Les femmes et le marketing désastreux du 8 mars

Les femmes, en Tunisie et en Algérie, restent malheureusement au service des mâles politiques en manque de voix.

Le 8 mars dernier, j’allais écrire un statut Facebook pour dire ce que cette journée m’inspire. A savoir : lutte, égalité et leadership féminin. Mais j’ai fini par changer d’avis. Et n’ai écrit, en fin de compte, sur aucun réseau social ; pas plus que je ne me suis adressée à quelqu’un – ou presque.
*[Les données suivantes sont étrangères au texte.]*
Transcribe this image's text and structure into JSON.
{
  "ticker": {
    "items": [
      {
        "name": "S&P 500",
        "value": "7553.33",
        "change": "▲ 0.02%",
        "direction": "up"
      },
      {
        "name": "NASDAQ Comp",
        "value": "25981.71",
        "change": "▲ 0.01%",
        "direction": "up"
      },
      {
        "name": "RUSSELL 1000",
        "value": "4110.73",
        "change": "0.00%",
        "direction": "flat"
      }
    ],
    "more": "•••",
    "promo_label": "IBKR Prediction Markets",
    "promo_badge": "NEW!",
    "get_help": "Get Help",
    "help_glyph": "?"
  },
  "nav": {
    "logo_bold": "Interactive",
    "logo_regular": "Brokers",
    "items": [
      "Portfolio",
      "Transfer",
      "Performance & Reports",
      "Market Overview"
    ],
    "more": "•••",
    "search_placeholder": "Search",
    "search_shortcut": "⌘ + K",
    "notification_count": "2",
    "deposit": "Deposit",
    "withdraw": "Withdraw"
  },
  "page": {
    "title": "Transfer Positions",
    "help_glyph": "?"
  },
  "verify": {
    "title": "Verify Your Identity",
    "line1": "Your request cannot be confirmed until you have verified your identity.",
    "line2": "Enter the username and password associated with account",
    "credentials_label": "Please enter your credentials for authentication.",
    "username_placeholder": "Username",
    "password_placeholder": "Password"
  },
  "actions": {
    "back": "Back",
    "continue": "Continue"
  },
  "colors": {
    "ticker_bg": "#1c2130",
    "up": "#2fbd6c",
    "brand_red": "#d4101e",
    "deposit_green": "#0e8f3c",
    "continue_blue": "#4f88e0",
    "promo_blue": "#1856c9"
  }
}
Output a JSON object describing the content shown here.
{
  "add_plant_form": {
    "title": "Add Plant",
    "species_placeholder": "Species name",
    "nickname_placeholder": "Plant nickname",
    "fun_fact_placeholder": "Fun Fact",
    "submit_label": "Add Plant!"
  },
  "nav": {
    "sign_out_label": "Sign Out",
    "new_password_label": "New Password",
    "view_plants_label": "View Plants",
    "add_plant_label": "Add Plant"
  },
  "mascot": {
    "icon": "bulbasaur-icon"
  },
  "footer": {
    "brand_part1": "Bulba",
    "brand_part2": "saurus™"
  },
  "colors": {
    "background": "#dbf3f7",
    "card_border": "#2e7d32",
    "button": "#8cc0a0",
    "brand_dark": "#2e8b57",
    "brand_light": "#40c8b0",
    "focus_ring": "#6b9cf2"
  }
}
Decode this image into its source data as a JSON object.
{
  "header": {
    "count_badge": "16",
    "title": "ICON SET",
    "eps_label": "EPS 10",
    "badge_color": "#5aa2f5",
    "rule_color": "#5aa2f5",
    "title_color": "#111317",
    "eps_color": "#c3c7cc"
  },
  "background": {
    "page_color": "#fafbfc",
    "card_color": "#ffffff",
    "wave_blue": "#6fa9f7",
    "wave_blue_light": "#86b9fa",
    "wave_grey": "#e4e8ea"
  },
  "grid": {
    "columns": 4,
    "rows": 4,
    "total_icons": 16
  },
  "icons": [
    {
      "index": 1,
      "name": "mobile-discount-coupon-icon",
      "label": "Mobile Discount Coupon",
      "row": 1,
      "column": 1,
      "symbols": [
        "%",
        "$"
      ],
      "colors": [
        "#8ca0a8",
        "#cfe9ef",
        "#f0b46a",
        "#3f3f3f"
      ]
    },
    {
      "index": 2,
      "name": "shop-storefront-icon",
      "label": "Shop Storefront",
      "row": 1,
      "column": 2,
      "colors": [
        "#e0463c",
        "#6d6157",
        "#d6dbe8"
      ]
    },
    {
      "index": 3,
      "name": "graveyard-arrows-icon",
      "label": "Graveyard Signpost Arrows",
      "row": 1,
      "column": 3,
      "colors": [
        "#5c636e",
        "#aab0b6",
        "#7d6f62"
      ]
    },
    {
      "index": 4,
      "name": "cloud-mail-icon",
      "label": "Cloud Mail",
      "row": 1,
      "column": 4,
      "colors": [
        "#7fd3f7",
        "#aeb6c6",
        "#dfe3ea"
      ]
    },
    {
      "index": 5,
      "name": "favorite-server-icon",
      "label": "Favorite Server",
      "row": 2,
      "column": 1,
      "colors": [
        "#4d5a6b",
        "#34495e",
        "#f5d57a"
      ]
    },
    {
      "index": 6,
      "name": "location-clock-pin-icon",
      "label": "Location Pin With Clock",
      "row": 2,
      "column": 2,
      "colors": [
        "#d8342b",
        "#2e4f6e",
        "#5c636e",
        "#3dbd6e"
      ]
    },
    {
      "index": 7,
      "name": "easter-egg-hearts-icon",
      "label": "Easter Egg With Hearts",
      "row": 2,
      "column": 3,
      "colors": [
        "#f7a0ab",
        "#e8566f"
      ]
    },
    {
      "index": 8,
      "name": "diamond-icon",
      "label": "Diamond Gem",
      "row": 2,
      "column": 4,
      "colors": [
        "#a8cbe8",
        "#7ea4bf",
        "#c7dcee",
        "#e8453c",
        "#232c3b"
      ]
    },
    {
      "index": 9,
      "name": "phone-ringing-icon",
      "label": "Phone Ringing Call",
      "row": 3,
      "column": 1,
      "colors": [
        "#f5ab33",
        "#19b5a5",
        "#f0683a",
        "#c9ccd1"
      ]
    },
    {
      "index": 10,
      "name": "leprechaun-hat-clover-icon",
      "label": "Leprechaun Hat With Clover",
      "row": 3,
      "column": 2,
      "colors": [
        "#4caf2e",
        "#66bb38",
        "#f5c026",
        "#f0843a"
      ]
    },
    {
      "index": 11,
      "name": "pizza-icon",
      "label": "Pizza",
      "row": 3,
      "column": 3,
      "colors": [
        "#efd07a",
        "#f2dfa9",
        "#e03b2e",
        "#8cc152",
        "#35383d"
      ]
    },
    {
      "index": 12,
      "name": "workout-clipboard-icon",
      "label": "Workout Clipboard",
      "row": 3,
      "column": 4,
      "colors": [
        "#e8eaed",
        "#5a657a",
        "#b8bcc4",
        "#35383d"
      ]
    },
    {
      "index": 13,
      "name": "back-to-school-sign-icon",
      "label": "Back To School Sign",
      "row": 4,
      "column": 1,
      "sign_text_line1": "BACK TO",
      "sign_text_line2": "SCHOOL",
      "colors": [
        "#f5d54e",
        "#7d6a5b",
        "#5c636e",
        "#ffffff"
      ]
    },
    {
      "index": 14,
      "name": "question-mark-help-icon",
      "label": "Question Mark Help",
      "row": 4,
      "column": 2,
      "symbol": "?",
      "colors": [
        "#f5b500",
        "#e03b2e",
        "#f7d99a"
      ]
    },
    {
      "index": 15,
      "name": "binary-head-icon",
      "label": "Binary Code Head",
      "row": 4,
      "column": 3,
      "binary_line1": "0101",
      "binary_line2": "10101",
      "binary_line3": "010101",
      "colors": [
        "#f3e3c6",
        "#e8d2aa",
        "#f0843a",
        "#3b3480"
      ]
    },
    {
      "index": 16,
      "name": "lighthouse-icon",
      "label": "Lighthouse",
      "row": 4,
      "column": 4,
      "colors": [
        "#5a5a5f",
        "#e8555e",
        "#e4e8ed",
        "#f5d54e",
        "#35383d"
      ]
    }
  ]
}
Le fait est que, tout simplement, la toile m’en a dissuadée. L’hypocrisie de certains, le politiquement correct d’autres ; l’ignorance ou la maladresse, globalement, m’ont passablement énervée. Et ce ne sont pas seulement les quidams du net qui en sont les auteurs ; l’amateurisme des responsables en matière de droits des femmes et d’égalité des genres m’a déçue.

En tant que Tunisienne, ne devrais-je pas être satisfaite des avancées réalisées en matière de droits des femmes ? De cette législation plutôt en faveur de la femme et de notre statut, partant, d’ « exception » dans ce « monde arabe » ? C’est ce que se demandent certains, non sans rappeler le discours benaliste qui souhaitait tirer partie de l’image marketée de la femme tunisienne – ainsi que de sa femme, Leila Trabelsi. La forme était certes bonne, mais le fond laisse toujours à désirer.

D’autres me taxeront de nihiliste, d’excitatrice et de rebelle : la femme tunisienne est libre, elle travaille dur aux côtés de l’homme et la loi lui accorde « beaucoup d’avantages ». N’est-ce pas ? Et en tant qu’Algérienne, également, des troisièmes me diront que les femmes d’Alger ne se sont jamais mieux portées. Diarrhée verbale que cette rhétorique. Car, non, de la même manière qu’en Tunisie, en Algérie la femme ne se porte pas bien.

Mâles politiques

Le premier pays confère des droits écrits noirs sur blanc ? Peut-être. Mais il me tarde d’en jouir tout le temps. Et partout. D’où mon dégoût face aux bêtises accumulées en cette journée du 8 mars ; ces fleurs et ces coeurs en notre honneur prétendu. Alors que la simple possibilité d’être reconnues et traitées en tant que personne, au même rang que les hommes, habite les femmes. Rien de plus.

Voir la manière dont certains rendent hommage à la femme grâce à des poèmes et de belles citations ; voir ces mêmes hommes traiter la femme ni plus ni moins comme un objet sexuel le reste de l’année est nauséeux. Quand cesserons-nous cette hypocrite mascarade ? Quand comprendrons-nous que les femmes ne veulent pas de publicité ni de mots bleus mais, plutôt, tous les compartiments de l’égalité ?

Inutile de nous voiler la face ; celle-ci ne viendra pas des hommes ni de nos gouvernements – souvent bien peu soucieux de la condition féminine. Non. L’égalité viendra de l’union des femmes et des partisans, quels qu’ils soient, de l’inclusion. Ceci en entreprise comme en société. Il est nécessaire d’assurer la promotion d’un leadership féminin, capable de casser les codes et d’inverser la donne socioéconomique.

Pour que la femme cesse d’être trompée, dans le verbe et dans le geste, et servir de caution à des mâles politiques en mal de voix, commençons par faire de cette journée du 8 mars, non plus celle des femmes, mais le 67ème – ou 68ème – jour de l’année. Point.